Oportunidade de trabalho, verificação de listas («listagens», como dizem
nas empresas, em estilo tecno-pífio), palavra atrás de palavra, sorrisos e
meios sorrisos, um café algures, ditos de espírito, um convite para casa, para
ver, estudar não sei o quê. Nada de directo. Só alusões. As mulheres impõem o
consabido preceito das divindades: deixam-nos o encargo de adivinhar os enigmas
e sempre o ónus de errar.
Na hora da verdade, a experimentada, ávida e estrondosa Antonieta não
queria outra coisa. Algo ela me ensinou. Regia os tempos. Escusava pressas,
mas, inesperada, também precipitava delongas. Ditava e mandava, disfarçando o
todo em lânguida doçura.
Cabeça revolta a dar a dar, um apego em crescendo, com torção do corpo e
um arranque abismal, bradado na surpresa dum rompante ao modo popular, exigindo
mais alguma coisa ou asseverando que algo estava a acontecer. Vocabulário crú,
em barda. Expressões que não me eram lembradas desde a pornografia adolescente.
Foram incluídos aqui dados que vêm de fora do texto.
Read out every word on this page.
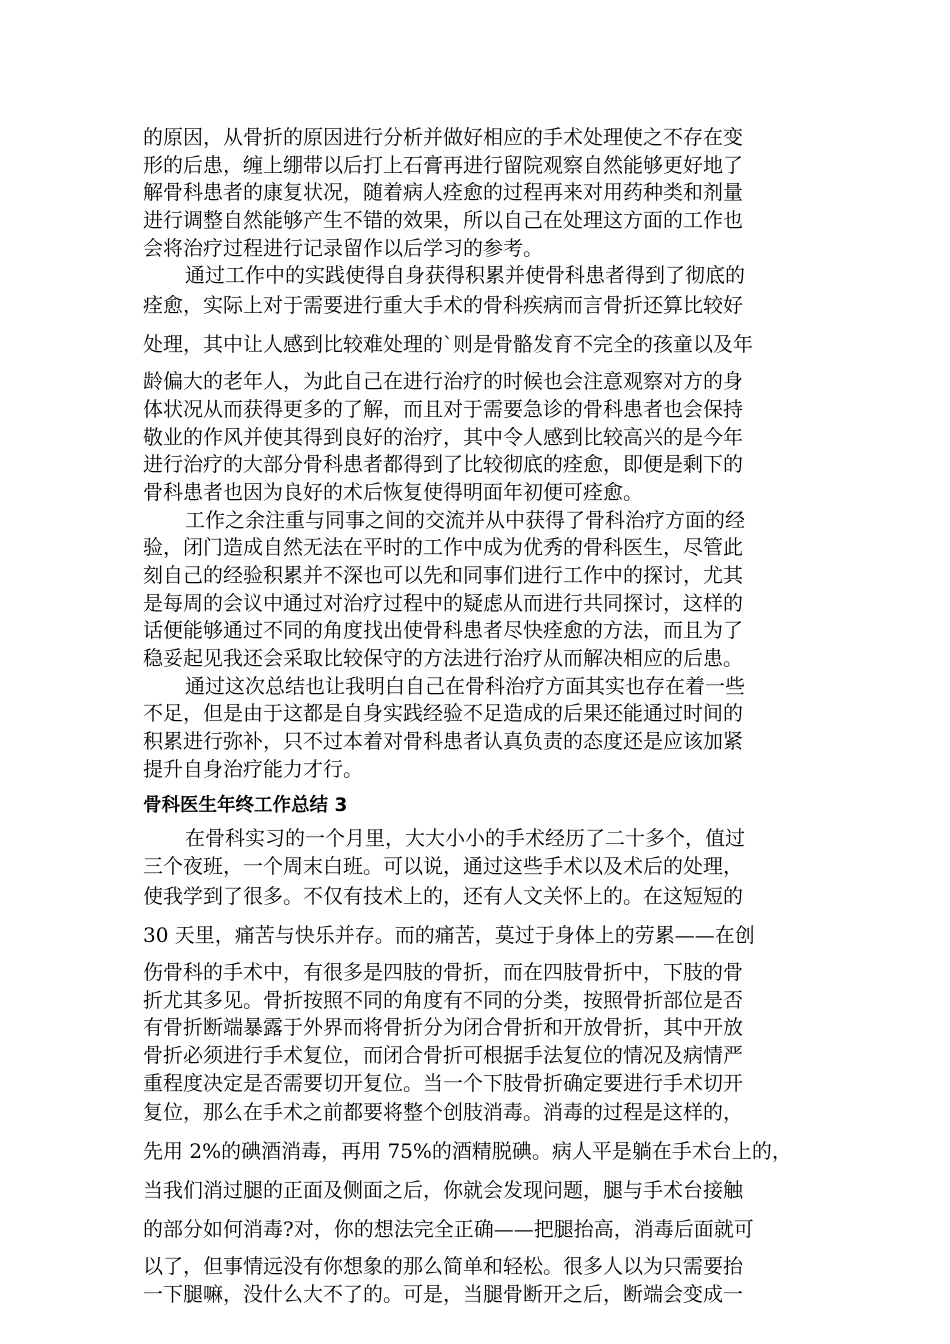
的原因，从骨折的原因进行分析并做好相应的手术处理使之不存在变
形的后患，缠上绷带以后打上石膏再进行留院观察自然能够更好地了
解骨科患者的康复状况，随着病人痊愈的过程再来对用药种类和剂量
进行调整自然能够产生不错的效果，所以自己在处理这方面的工作也
会将治疗过程进行记录留作以后学习的参考。
通过工作中的实践使得自身获得积累并使骨科患者得到了彻底的
痊愈，实际上对于需要进行重大手术的骨科疾病而言骨折还算比较好
处理，其中让人感到比较难处理的`则是骨骼发育不完全的孩童以及年
龄偏大的老年人，为此自己在进行治疗的时候也会注意观察对方的身
体状况从而获得更多的了解，而且对于需要急诊的骨科患者也会保持
敬业的作风并使其得到良好的治疗，其中令人感到比较高兴的是今年
进行治疗的大部分骨科患者都得到了比较彻底的痊愈，即便是剩下的
骨科患者也因为良好的术后恢复使得明面年初便可痊愈。
工作之余注重与同事之间的交流并从中获得了骨科治疗方面的经
验，闭门造成自然无法在平时的工作中成为优秀的骨科医生，尽管此
刻自己的经验积累并不深也可以先和同事们进行工作中的探讨，尤其
是每周的会议中通过对治疗过程中的疑虑从而进行共同探讨，这样的
话便能够通过不同的角度找出使骨科患者尽快痊愈的方法，而且为了
稳妥起见我还会采取比较保守的方法进行治疗从而解决相应的后患。
通过这次总结也让我明白自己在骨科治疗方面其实也存在着一些
不足，但是由于这都是自身实践经验不足造成的后果还能通过时间的
积累进行弥补，只不过本着对骨科患者认真负责的态度还是应该加紧
提升自身治疗能力才行。
骨科医生年终工作总结 3
在骨科实习的一个月里，大大小小的手术经历了二十多个，值过
三个夜班，一个周末白班。可以说，通过这些手术以及术后的处理，
使我学到了很多。不仅有技术上的，还有人文关怀上的。在这短短的
30 天里，痛苦与快乐并存。而的痛苦，莫过于身体上的劳累——在创
伤骨科的手术中，有很多是四肢的骨折，而在四肢骨折中，下肢的骨
折尤其多见。骨折按照不同的角度有不同的分类，按照骨折部位是否
有骨折断端暴露于外界而将骨折分为闭合骨折和开放骨折，其中开放
骨折必须进行手术复位，而闭合骨折可根据手法复位的情况及病情严
重程度决定是否需要切开复位。当一个下肢骨折确定要进行手术切开
复位，那么在手术之前都要将整个创肢消毒。消毒的过程是这样的，
先用 2%的碘酒消毒，再用 75%的酒精脱碘。病人平是躺在手术台上的，
当我们消过腿的正面及侧面之后，你就会发现问题，腿与手术台接触
的部分如何消毒?对，你的想法完全正确——把腿抬高，消毒后面就可
以了，但事情远没有你想象的那么简单和轻松。很多人以为只需要抬
一下腿嘛，没什么大不了的。可是，当腿骨断开之后，断端会变成一
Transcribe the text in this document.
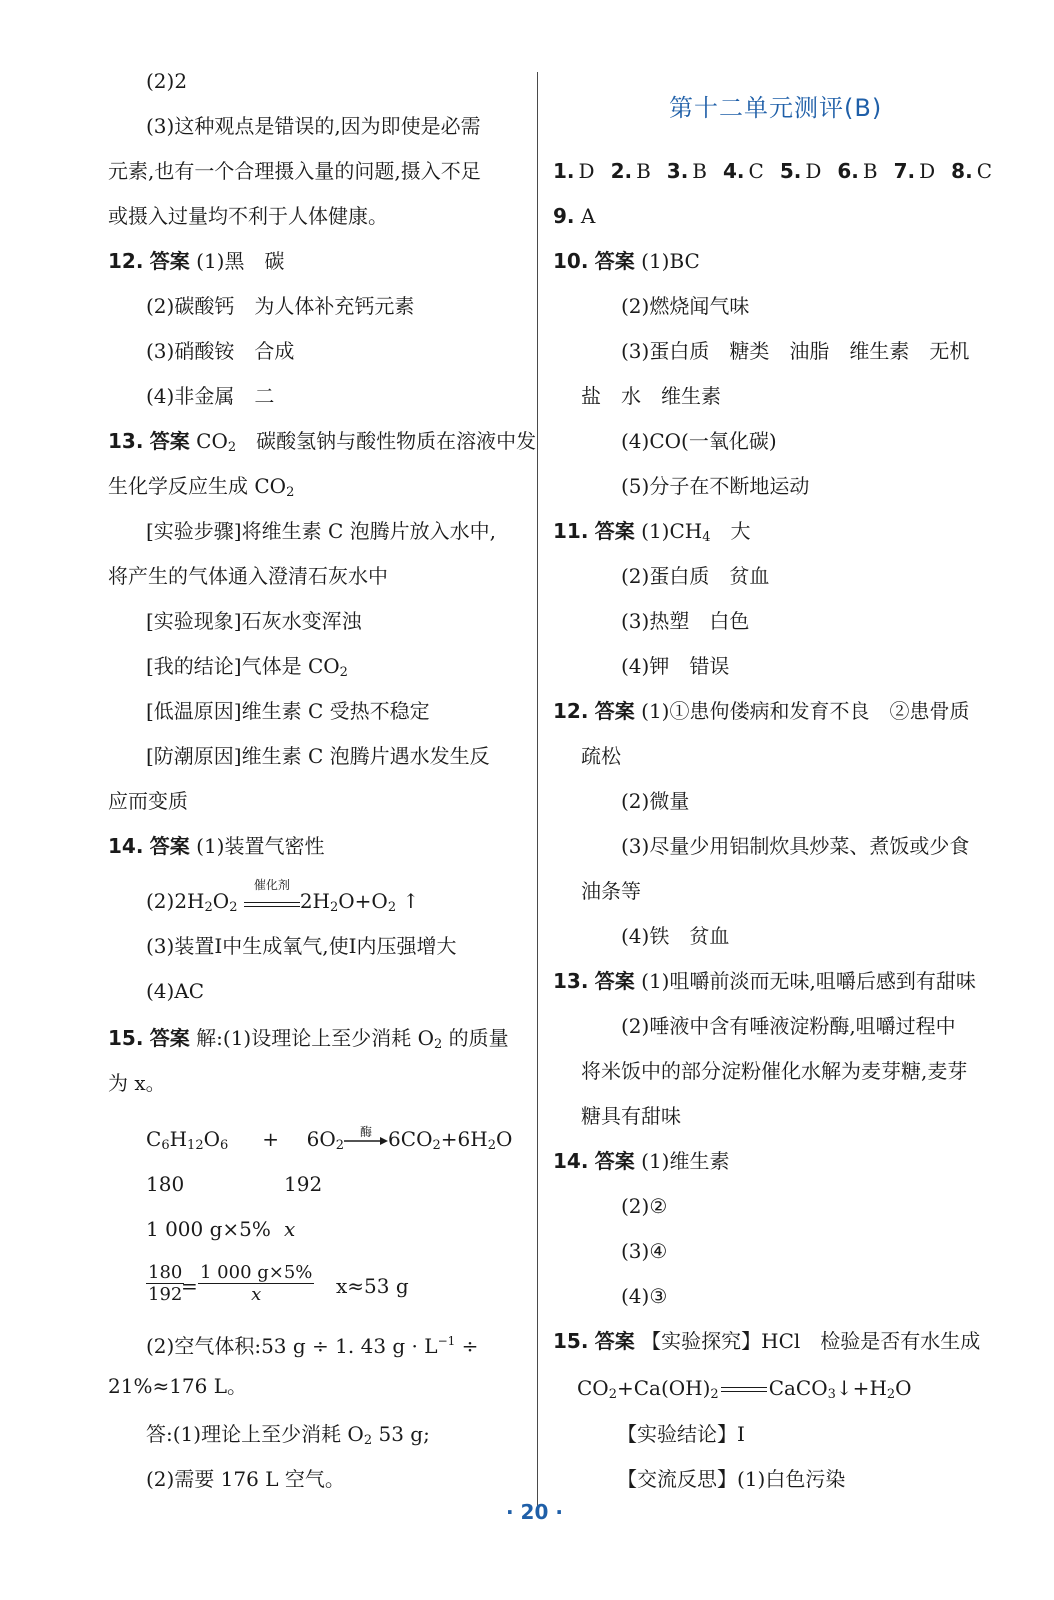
(2)2
(3)这种观点是错误的,因为即使是必需
元素,也有一个合理摄入量的问题,摄入不足
或摄入过量均不利于人体健康。
12. 答案 (1)黑　碳
(2)碳酸钙　为人体补充钙元素
(3)硝酸铵　合成
(4)非金属　二
13. 答案 $CO_2$　碳酸氢钠与酸性物质在溶液中发
生化学反应生成 $CO_2$
[实验步骤]将维生素 C 泡腾片放入水中,
将产生的气体通入澄清石灰水中
[实验现象]石灰水变浑浊
[我的结论]气体是 $CO_2$
[低温原因]维生素 C 受热不稳定
[防潮原因]维生素 C 泡腾片遇水发生反
应而变质
14. 答案 (1)装置气密性
$(2)2H_2O_2$
催化剂
$2H_2O+O_2$ ↑
(3)装置Ⅰ中生成氧气,使Ⅰ内压强增大
(4)AC
15. 答案 解:(1)设理论上至少消耗 $O_2$ 的质量
为 x。
$C_6H_{12}O_6 + 6O_2$
酶 $6CO_2+6H_2O$
180	192
1 000 g×5% x
$\frac{180}{192}$
= $\frac{1 000 g\times 5\%}{x} x\approx 53$ g
(2)空气体积:53 g ÷ 1. 43 $g \cdot L^{-1}$ ÷
21%≈176 L。
答:(1)理论上至少消耗 $O_2$ 53 g;
(2)需要 176 L 空气。
第十二单元测评(B)
1. D 2. B 3. B 4. C 5. D 6. B 7. D 8. C
9. A
10. 答案 (1)BC
(2)燃烧闻气味
(3)蛋白质　糖类　油脂　维生素　无机
盐　水　维生素
(4)CO(一氧化碳)
(5)分子在不断地运动
11. 答案 $(1)CH_4$　大
(2)蛋白质　贫血
(3)热塑　白色
(4)钾　错误
12. 答案 (1)①患佝偻病和发育不良　②患骨质
疏松
(2)微量
(3)尽量少用铝制炊具炒菜、煮饭或少食
油条等
(4)铁　贫血
13. 答案 (1)咀嚼前淡而无味,咀嚼后感到有甜味
(2)唾液中含有唾液淀粉酶,咀嚼过程中
将米饭中的部分淀粉催化水解为麦芽糖,麦芽
糖具有甜味
14. 答案 (1)维生素
(2)②
(3)④
(4)③
15. 答案 【实验探究】HCl　检验是否有水生成
$CO_2+Ca(OH)_2$	$CaCO_3↓+H_2O$
【实验结论】Ⅰ
【交流反思】(1)白色污染
· 20 ·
Era morena, robusta, musculada, descontraída e, em absoluto, destituída
de pudor. Abria-se em concha, os braços encurvados, levantados ao ar, mãos solícitas,
os joelhos afastados, bem ao alto, a boca voraz, numa face expectante.
Quem socialmente a ouvisse exprimir-se, no seu jeito humílimo de estar
em público, não imaginaria que o alcance de Antonieta ia muito para além do
calhambeque amarelo que conduzia, sem vagares, em derrapagens controladas.
Não se esquecia, por um instante, de que se atribuíra o papel de seduzir e agradar, iludindo cansaços e
desfazendo enfados. Mantinha a conversação, entreactos, num registo segredado
de pequenas inconfidências e malícias, enquanto ia adivinhando a recomposição
do parceiro. Remava num recomeço gargalhado, a derivar numa busca de prazer
concentrada, explorada ao mínimo pormenor, sempre em ascensão, até ao
rompimento da deflagração final, que era tudo menos discreta. Tapava a boca com
a mão e eu ajudava, num pressentimento vago de que àquela hora, no prédio,
existiam ouvidos invejosos do tumulto que remoinhava no quarto de Antonieta.
- Vou ser transferida, sabe?
- Para onde?
- Haia.
- Já avisou todos?
Ficou uns momentos em suspenso, um indicador interrogativo entre a boca
e a aba do nariz. Depois rompeu a rir, alto, e puxou-me para si.
Bem que serão felizes tantos holandeses.
Nota: Apesar de me ter zangado com o autor deste livro
em virtude daquele seu deslize, Hoje, deu-me para transcrever o terceiro conto, quiçá, por falta de inspiração para criar algo de minha autoria, passe a redundância. Lá está, isto de ser autora de um blogue é uma grande responsabilidade. É como termos um filho a quem temos o dever de manter e sustentar.
Mas lá que também nos proporciona muitas alegrias, isso é a mais pura verdade!
em virtude daquele seu deslize, Hoje, deu-me para transcrever o terceiro conto, quiçá, por falta de inspiração para criar algo de minha autoria, passe a redundância. Lá está, isto de ser autora de um blogue é uma grande responsabilidade. É como termos um filho a quem temos o dever de manter e sustentar.
Mas lá que também nos proporciona muitas alegrias, isso é a mais pura verdade!
Espero que gostem. :)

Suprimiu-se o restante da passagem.